By Carl HoweWhy can't the bits go out as fast as they come into my home?
When we wrote about AT&T and Verizon launching must-lose-money TV, we recommended that one of the things carriers could do to revive their moribund local line businesses was to deliver upstream as well as downstream bandwidth. It turns out, I'm not the only one who thinks that today's asymmetrical broadband services are just roadblocks to both small business needs and telco growth. Yesterday, Doc Searls wrote an insightful piece titled, The Costs of Asymmetry where he postulates that asymmetrical services actually are stifling new business opportunities and growth. And he points to out that there really is no technological reason for this other than some flawed assumptions the telcos made about a decade ago.
So the question is, which carrier will be the first to provide symmetrical services as a differentiating concept to capture small businesses and the consumer digerati?

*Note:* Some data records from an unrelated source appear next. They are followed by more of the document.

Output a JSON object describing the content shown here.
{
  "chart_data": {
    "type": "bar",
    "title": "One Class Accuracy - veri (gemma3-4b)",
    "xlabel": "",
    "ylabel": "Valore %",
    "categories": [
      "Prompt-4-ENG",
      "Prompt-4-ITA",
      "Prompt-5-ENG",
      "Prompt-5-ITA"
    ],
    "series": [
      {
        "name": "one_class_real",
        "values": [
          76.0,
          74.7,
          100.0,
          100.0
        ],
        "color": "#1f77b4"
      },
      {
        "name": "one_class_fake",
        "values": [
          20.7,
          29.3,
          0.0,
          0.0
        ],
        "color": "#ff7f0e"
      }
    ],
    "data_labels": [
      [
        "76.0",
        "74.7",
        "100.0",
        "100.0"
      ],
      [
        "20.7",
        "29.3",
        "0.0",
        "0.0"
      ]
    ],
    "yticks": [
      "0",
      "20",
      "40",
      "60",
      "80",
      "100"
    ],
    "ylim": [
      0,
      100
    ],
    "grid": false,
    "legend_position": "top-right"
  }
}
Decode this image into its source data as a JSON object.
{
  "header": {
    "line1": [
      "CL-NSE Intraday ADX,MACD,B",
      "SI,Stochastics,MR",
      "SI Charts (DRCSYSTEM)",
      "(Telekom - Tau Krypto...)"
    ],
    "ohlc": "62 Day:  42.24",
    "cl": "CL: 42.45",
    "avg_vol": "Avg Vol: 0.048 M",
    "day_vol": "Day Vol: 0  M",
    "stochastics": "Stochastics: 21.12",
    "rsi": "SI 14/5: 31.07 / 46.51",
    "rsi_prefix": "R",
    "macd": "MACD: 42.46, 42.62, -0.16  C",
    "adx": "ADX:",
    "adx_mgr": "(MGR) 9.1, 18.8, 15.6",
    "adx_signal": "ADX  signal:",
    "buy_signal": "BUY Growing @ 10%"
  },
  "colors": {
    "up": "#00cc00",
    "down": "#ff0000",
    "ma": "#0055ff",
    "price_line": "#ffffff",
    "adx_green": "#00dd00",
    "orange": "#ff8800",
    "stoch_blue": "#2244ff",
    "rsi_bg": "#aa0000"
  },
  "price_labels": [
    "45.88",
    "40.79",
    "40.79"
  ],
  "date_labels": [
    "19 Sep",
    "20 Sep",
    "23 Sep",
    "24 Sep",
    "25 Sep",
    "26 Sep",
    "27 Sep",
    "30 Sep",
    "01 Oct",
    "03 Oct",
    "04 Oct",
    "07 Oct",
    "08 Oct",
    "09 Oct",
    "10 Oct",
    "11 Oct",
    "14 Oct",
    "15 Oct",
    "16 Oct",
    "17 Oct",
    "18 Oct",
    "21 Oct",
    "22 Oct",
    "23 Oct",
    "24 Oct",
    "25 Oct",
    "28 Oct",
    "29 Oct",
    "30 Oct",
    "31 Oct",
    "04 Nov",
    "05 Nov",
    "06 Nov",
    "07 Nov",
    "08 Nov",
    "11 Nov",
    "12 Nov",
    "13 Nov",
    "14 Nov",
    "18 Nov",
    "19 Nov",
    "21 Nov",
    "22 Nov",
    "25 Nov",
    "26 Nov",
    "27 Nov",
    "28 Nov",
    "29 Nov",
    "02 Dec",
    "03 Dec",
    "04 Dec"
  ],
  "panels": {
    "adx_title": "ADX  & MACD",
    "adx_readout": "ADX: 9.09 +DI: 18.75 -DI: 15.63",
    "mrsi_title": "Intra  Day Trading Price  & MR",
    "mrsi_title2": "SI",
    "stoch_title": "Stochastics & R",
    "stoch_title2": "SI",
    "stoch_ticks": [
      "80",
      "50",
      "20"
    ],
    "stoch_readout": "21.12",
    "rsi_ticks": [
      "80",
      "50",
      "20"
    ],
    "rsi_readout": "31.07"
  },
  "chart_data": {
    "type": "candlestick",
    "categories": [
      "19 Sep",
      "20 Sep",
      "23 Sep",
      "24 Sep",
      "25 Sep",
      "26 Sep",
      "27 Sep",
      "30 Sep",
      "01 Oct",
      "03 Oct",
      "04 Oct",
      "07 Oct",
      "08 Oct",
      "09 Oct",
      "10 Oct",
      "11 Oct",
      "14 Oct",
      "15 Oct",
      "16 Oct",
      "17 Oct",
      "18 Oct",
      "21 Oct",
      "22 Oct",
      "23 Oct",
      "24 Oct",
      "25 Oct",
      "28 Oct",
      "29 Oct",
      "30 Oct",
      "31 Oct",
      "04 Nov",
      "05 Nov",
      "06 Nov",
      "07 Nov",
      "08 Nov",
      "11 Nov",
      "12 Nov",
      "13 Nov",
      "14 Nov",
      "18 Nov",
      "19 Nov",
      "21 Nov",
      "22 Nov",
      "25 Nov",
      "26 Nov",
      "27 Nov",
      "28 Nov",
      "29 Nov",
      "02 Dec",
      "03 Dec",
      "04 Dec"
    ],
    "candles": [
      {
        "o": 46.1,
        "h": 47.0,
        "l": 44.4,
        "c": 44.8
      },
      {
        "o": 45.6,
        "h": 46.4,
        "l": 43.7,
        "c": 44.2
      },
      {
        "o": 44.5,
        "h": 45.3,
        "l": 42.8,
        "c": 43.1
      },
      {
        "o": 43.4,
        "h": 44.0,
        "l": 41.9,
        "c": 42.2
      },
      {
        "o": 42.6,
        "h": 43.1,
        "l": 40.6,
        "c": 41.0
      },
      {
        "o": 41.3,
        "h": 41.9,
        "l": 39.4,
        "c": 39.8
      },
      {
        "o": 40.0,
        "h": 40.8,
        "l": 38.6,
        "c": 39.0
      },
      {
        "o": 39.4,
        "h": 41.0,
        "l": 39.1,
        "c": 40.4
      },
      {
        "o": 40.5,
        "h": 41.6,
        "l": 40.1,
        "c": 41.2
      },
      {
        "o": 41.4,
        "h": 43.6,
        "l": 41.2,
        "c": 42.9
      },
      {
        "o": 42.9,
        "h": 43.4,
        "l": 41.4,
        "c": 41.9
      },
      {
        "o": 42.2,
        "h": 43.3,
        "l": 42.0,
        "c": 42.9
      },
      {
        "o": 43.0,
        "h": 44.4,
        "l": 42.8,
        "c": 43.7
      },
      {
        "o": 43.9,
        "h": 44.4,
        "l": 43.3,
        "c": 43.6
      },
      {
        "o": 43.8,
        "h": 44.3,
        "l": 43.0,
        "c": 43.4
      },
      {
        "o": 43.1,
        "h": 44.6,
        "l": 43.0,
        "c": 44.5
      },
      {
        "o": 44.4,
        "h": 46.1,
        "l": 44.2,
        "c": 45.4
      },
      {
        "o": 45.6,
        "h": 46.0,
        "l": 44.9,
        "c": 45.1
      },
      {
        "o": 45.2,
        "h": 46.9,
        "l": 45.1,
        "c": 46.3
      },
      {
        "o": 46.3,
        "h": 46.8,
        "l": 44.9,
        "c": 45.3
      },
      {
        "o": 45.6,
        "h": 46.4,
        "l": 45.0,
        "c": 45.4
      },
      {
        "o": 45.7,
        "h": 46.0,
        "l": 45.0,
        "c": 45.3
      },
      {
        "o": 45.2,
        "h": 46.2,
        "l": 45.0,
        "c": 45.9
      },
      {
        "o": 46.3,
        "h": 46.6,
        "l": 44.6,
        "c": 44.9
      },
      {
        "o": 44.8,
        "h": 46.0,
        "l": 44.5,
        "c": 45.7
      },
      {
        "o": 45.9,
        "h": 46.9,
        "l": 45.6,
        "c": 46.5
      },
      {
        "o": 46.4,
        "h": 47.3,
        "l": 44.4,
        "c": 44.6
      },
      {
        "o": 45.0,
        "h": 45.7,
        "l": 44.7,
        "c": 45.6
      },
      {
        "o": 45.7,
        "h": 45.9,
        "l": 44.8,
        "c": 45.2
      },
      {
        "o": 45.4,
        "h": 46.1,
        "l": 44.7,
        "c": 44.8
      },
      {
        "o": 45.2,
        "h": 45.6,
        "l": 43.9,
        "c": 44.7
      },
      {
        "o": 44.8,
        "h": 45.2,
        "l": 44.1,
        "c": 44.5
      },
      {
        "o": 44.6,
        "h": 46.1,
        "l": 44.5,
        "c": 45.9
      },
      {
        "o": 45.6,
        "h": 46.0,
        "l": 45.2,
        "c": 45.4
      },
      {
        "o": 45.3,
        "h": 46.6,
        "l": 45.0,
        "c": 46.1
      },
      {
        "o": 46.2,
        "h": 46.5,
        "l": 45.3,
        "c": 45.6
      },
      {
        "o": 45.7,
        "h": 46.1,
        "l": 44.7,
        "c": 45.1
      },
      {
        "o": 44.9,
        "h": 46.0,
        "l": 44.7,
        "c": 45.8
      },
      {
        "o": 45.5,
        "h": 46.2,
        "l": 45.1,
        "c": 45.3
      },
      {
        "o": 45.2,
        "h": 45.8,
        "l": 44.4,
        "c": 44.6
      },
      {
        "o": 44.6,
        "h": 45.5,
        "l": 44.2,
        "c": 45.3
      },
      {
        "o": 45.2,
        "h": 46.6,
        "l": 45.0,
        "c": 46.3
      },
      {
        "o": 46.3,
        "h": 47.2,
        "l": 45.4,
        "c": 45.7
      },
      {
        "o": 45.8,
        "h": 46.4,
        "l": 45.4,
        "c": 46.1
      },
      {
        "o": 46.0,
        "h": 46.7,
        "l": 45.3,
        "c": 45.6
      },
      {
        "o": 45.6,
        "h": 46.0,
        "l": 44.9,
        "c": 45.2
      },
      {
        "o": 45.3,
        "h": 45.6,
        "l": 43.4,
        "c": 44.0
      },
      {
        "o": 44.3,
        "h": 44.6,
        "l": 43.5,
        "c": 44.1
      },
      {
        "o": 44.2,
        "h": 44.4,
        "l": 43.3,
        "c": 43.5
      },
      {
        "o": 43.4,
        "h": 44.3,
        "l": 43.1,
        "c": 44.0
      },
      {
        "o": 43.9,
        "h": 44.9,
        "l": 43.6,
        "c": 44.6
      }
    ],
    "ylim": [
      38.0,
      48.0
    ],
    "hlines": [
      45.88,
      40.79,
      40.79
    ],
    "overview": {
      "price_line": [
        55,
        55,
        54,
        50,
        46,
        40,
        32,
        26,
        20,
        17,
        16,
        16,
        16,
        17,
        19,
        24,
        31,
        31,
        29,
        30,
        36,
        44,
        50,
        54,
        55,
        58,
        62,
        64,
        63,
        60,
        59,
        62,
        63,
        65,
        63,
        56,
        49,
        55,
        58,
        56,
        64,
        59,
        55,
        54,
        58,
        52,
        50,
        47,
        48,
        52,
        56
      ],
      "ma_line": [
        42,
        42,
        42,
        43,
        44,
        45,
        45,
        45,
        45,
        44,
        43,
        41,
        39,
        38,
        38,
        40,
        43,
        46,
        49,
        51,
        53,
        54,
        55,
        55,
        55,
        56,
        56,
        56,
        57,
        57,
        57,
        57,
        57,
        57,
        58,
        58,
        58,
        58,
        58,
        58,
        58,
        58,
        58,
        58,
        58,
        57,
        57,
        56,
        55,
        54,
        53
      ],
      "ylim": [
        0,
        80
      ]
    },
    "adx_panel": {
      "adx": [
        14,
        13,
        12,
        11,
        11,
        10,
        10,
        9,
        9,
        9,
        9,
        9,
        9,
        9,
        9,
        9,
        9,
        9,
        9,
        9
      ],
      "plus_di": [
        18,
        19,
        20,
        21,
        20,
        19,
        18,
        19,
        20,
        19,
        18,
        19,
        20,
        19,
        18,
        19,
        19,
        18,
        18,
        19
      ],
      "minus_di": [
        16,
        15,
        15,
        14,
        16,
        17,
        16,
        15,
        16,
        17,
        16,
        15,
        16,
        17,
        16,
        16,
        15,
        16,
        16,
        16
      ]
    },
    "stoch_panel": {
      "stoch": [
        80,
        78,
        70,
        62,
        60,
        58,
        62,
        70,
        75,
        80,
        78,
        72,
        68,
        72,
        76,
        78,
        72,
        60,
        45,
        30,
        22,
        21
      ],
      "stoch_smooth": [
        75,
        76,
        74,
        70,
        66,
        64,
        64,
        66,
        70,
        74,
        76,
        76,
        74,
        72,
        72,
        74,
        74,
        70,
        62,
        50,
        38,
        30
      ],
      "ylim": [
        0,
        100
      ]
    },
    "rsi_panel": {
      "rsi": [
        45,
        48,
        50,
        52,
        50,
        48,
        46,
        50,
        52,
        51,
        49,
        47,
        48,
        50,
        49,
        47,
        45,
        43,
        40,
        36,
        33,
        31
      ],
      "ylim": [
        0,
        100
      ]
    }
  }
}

My bet: it won't be a traditional carrier at all. My bets are on 1) a new entrant such as Google, and/or 2) Comcast, as a strategy to capture business customers who don't think about cable as an option. But given that companies like Verizon already offer symmetric DSL to businesses, they could steal a march on their competitors; all it would take is vision and some different marketing.
And by the way, is it just me, or does Doc Searls bear a startling resemblance to Teddy Roosevelt?